In order to conquer anything, you must know your enemy. In this case, the enemy is a mutated estrogen receptor. Think of it like a lock and key. The estrogen receptor requires the estrogen key. The lock closes behind it to keep the estrogen contained. When this receptor mutates, the lock breaks, leaving it open all the time. This causes the cancer to grow faster. With the Breast Cancer Research Foundation (BCRF) I study mutations in the estrogen receptor to see how it not only evades cancer therapies but also how it’s driving metastasis. What we have learned is that this resistance to therapy is caused by a mutation—something that happens more frequently in metastatic breast cancer. We aim to find drugs that work on this broken receptor and combine them with a drug targeting the metastasis the receptor is driving. You can read more about this from the BCRF.
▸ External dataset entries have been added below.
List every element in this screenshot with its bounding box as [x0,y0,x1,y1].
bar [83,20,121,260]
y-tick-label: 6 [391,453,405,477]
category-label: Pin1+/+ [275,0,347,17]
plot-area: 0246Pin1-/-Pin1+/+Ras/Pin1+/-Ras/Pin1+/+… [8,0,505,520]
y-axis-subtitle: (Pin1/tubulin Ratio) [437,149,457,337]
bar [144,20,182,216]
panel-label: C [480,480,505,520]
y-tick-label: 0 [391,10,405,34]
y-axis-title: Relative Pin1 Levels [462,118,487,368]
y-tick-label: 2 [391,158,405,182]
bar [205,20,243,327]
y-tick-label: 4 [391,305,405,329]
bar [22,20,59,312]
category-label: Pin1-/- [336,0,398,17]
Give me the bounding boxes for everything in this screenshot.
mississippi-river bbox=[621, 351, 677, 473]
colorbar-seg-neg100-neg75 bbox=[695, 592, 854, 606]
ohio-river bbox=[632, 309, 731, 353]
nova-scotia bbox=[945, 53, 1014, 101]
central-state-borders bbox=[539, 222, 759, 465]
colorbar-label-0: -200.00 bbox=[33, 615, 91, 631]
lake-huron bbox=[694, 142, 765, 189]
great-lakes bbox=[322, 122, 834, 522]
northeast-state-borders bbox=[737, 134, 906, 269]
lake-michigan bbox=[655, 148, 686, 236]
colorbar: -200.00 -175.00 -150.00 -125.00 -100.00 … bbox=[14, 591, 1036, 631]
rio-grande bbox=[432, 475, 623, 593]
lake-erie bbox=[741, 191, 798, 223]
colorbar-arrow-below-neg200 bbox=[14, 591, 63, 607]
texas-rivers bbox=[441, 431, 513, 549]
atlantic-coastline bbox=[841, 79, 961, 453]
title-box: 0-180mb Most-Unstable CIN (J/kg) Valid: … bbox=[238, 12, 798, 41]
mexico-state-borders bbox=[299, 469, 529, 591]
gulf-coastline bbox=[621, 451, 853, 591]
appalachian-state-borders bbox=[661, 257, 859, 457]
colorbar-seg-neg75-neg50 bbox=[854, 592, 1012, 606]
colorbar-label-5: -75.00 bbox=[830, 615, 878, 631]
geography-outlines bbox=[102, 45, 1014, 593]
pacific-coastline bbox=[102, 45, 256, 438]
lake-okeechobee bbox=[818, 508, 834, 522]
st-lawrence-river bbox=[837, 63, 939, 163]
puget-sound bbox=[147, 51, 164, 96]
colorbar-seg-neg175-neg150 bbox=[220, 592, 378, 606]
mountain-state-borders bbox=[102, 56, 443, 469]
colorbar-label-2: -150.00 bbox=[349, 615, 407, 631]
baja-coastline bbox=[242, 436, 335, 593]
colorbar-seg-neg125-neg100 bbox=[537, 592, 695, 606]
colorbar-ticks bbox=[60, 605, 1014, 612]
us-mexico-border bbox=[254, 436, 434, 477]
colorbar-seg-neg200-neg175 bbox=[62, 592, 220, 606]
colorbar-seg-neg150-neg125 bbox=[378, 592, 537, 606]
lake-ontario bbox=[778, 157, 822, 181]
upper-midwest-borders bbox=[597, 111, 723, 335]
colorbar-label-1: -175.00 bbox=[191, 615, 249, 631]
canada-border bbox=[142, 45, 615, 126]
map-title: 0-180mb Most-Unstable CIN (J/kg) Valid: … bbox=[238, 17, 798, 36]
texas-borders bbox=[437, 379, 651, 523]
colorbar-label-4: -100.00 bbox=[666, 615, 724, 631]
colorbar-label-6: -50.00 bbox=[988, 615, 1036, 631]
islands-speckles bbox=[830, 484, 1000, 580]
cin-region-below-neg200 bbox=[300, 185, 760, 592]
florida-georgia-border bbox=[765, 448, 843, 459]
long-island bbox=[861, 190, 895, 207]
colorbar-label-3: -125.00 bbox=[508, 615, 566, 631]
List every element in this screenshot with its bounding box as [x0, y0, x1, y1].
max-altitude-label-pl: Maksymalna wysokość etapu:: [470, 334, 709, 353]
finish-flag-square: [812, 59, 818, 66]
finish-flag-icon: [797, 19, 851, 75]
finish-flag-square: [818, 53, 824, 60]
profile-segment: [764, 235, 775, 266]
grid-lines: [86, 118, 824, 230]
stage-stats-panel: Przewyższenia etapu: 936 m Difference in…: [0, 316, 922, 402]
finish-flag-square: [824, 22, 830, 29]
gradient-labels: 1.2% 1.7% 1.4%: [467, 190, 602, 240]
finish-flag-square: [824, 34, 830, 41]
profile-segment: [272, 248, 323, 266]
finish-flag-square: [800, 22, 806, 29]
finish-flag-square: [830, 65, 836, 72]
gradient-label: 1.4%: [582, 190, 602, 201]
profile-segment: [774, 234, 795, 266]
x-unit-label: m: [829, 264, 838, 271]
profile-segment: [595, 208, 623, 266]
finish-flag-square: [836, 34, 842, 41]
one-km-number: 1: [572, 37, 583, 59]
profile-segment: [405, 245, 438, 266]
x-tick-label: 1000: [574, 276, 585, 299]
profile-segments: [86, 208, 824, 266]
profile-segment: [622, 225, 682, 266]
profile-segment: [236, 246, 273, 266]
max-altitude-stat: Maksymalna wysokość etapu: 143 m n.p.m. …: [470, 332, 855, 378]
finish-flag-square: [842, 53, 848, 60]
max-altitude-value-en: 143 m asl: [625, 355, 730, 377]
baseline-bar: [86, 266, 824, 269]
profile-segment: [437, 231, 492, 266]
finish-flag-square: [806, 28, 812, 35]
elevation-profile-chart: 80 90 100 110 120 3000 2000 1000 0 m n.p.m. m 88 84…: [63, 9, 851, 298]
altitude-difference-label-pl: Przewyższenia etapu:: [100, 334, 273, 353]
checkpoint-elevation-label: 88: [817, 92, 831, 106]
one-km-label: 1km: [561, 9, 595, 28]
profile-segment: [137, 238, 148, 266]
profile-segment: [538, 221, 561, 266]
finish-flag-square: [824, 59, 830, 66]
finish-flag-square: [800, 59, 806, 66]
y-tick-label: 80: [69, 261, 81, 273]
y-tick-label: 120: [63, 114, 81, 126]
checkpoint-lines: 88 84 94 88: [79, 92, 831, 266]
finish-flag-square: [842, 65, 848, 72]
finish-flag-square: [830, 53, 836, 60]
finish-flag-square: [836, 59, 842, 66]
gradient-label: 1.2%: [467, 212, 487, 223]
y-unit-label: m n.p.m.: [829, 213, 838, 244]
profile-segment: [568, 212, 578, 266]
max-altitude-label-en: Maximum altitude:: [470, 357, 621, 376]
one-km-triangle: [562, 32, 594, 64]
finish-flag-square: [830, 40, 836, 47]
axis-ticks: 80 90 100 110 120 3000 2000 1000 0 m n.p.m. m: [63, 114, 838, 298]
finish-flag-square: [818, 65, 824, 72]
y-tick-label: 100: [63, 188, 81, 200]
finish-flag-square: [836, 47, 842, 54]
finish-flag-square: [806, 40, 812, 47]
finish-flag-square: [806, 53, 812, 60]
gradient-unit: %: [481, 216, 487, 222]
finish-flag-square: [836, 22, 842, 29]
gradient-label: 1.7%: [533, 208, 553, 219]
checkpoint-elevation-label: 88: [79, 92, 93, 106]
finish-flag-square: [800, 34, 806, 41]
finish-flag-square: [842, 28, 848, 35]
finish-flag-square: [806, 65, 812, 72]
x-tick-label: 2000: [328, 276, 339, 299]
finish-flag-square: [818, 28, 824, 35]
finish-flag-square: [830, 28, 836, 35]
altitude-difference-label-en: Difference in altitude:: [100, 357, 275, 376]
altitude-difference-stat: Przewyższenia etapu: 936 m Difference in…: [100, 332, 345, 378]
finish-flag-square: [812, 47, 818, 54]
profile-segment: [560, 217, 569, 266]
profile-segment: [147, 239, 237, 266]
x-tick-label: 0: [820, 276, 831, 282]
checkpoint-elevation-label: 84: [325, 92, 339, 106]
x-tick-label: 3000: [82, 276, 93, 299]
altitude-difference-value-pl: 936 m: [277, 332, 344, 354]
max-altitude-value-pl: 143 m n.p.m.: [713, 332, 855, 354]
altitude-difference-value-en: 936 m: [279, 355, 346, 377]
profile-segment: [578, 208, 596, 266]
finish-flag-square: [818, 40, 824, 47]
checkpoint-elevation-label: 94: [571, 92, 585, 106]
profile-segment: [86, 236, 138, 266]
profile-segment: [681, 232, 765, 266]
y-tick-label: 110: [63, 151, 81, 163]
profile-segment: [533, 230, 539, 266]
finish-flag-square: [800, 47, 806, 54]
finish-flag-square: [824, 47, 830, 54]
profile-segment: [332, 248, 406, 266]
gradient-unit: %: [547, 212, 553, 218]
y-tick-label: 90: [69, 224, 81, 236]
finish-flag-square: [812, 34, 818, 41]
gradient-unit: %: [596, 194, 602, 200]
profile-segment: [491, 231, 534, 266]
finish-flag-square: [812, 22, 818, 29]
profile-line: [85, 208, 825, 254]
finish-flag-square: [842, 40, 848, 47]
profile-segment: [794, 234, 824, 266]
4. Support Causes that Give Back

We are on such a breakthrough track now. I think for the first time in my life I am able to say I see the end of the tunnel. We can manage metastatic disease like we do diabetes. I couldn’t have said that five years ago. If the cancer is controlled, that is a cure. I think we’re getting close. Supporting causes that help fund our research puts us on the path to a cure. Here in Texas, Kendra Scott annually partners with the Breast Cancer Research Foundation on a gorgeous jewelry collection that directly supports the research I do. Twenty percent of all purchases helps support the research. Shopping with intention matters. It makes life-saving research possible.